Mayor Ashley Swearengin noted some key projects are moving forward in Fresno. Now Swearengin wants to do the same with her political career and serve as controller. Swearengin said, "Most people don't realize how much influence that particular job has over our business climate in the state of California and I think there's an opportunity to make big and important changes for Fresno area businesses and frankly throughout the state."
18 days after telling President Obama about Fresno's struggles with the drought and poverty, Swearengin envisioned processing state payroll and conducting audits - though she has the option of pulling out by Friday. She explained, "I'll be doing double duty over the next few months both as a candidate assuming I do run and also serving as mayor and if I'm elected I would be sworn in next year and plan to stay in Fresno and do the work of the Office of Controller from here."

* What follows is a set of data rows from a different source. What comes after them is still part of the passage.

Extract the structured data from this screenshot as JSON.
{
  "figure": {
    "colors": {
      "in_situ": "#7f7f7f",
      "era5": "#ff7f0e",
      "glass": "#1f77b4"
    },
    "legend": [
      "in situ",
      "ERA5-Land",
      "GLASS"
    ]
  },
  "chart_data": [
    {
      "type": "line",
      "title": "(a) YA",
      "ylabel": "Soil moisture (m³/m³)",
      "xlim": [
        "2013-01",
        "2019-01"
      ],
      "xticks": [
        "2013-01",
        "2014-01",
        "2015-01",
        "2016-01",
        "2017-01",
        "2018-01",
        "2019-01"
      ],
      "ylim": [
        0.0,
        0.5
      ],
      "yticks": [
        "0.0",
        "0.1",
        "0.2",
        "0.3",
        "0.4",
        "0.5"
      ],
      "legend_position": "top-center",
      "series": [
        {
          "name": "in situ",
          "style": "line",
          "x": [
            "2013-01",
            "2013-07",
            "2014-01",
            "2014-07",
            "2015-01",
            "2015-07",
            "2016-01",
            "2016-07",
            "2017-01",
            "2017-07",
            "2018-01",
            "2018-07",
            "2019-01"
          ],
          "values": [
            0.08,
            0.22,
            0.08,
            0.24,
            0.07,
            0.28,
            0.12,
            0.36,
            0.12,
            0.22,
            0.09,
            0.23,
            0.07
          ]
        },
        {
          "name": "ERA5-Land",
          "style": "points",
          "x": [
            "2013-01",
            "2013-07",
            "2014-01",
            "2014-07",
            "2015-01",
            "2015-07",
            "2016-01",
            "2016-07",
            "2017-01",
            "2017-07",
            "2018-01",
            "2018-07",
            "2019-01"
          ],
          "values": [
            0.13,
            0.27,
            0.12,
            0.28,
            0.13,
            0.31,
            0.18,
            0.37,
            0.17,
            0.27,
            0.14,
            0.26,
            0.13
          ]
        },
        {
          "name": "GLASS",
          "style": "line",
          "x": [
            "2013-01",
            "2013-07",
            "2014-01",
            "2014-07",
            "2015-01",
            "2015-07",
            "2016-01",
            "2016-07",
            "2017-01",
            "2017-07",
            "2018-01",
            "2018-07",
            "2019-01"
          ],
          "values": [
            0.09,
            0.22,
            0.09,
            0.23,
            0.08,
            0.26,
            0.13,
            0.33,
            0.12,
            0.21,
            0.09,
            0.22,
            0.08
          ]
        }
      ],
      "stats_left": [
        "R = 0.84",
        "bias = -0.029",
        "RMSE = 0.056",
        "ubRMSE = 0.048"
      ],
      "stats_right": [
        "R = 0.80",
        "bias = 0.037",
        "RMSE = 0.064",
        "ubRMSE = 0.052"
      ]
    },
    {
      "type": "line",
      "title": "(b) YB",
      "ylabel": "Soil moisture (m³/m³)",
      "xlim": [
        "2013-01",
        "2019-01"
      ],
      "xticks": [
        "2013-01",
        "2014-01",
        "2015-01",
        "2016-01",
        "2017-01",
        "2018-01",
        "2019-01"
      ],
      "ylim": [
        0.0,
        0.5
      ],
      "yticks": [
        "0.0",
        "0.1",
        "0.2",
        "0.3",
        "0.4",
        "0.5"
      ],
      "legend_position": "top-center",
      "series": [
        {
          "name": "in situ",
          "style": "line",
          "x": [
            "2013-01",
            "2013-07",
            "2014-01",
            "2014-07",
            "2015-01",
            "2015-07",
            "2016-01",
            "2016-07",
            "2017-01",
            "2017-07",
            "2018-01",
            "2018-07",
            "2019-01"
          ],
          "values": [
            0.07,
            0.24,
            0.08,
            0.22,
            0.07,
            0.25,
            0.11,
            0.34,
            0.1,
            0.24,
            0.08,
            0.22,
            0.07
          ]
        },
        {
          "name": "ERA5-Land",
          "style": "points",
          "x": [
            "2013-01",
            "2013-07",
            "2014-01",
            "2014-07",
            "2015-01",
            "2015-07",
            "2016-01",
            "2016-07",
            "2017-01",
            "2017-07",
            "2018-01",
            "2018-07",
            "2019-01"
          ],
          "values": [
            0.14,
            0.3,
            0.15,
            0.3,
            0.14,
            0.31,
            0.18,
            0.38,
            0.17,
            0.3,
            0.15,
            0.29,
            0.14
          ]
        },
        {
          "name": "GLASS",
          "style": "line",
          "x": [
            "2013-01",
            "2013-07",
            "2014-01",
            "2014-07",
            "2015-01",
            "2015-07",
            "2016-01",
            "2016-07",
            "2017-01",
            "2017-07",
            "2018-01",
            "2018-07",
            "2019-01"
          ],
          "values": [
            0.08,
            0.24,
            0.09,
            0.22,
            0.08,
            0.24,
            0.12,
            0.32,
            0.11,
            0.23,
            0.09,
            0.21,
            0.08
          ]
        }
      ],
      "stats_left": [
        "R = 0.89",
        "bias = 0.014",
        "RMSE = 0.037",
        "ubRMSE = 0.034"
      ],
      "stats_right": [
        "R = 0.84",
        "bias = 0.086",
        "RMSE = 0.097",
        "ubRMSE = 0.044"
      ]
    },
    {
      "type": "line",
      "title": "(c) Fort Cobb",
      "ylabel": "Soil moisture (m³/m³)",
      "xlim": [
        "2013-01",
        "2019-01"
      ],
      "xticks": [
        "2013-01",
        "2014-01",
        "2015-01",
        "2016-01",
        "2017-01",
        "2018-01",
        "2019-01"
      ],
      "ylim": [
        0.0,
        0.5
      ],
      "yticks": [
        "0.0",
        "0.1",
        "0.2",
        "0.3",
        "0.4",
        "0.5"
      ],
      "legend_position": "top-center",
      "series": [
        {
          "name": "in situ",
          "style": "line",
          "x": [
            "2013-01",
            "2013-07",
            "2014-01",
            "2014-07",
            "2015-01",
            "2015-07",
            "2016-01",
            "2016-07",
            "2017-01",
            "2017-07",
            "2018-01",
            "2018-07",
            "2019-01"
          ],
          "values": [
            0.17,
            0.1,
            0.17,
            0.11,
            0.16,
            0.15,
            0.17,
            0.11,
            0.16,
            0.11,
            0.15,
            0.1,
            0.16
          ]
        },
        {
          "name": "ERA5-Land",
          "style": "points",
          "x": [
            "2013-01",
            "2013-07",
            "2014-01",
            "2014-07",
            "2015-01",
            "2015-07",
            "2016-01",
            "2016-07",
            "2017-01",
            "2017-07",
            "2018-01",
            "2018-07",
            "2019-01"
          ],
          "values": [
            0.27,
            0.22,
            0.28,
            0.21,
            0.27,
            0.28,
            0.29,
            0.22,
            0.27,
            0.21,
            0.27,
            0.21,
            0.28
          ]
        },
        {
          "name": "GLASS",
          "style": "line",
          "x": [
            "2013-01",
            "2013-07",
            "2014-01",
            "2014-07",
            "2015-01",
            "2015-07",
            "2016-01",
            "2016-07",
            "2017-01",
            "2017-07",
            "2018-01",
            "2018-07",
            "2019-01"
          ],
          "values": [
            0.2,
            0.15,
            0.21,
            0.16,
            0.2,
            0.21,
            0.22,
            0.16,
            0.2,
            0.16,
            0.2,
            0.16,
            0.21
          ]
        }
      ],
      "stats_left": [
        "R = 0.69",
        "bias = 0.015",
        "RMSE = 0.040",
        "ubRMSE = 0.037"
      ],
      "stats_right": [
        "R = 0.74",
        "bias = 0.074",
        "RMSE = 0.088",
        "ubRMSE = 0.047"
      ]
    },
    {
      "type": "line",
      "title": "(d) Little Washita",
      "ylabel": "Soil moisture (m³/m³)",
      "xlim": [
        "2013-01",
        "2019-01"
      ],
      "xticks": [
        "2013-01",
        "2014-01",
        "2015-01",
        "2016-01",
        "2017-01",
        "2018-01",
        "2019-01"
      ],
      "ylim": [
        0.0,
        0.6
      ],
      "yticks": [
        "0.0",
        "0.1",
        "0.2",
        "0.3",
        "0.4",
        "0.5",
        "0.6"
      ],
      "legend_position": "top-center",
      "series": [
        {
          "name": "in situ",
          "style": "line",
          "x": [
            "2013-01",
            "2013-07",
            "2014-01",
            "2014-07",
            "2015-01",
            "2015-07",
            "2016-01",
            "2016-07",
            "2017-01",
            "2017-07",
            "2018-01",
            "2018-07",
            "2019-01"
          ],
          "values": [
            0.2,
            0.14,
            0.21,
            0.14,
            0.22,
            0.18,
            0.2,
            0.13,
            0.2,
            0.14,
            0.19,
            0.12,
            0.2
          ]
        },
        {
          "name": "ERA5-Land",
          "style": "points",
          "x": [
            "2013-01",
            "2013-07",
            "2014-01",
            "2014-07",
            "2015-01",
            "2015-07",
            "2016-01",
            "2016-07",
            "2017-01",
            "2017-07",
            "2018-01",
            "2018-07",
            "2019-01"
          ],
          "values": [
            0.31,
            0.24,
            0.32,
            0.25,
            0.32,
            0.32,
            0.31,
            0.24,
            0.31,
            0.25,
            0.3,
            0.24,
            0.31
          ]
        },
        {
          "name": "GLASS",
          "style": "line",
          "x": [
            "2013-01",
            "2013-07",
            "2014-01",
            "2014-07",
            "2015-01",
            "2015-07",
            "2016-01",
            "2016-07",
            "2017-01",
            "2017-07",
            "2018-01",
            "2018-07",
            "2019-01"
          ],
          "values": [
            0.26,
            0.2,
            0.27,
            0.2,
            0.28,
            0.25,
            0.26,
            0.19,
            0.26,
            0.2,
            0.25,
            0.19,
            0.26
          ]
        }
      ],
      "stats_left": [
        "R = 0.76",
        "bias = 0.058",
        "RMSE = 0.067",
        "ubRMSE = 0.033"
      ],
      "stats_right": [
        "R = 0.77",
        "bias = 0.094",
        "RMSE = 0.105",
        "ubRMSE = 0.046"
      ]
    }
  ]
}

Swearengin's campaign consultant Tim Clark said, "Outside of the Office of the Governor it really is the most influential office to influence the state's economy and the state competitiveness for attracting and retaining businesses."
ABC30 political analyst Tony Capozzi said the republican mayor has a shot though it will be a tough battle in a democratic state. "Once you get outside Fresno, California it gets much more difficult and it's going to be difficult for someone who is unknown statewide to raise large amounts of money for this race."
Mayor Swearengin has three years left in her second term. 40% of the people in our exclusive Action News poll conducted by SurveyUSA felt it was appropriate for Swearengin to run for controller during her mayoral term. 43% said it was not appropriate. 17% weren't sure.
Other candidates running for State Controller in the June primary include democrats Betty Yee, Assembly Speaker John Perez and Laura Wells of the green party. The top two finishers face off in November.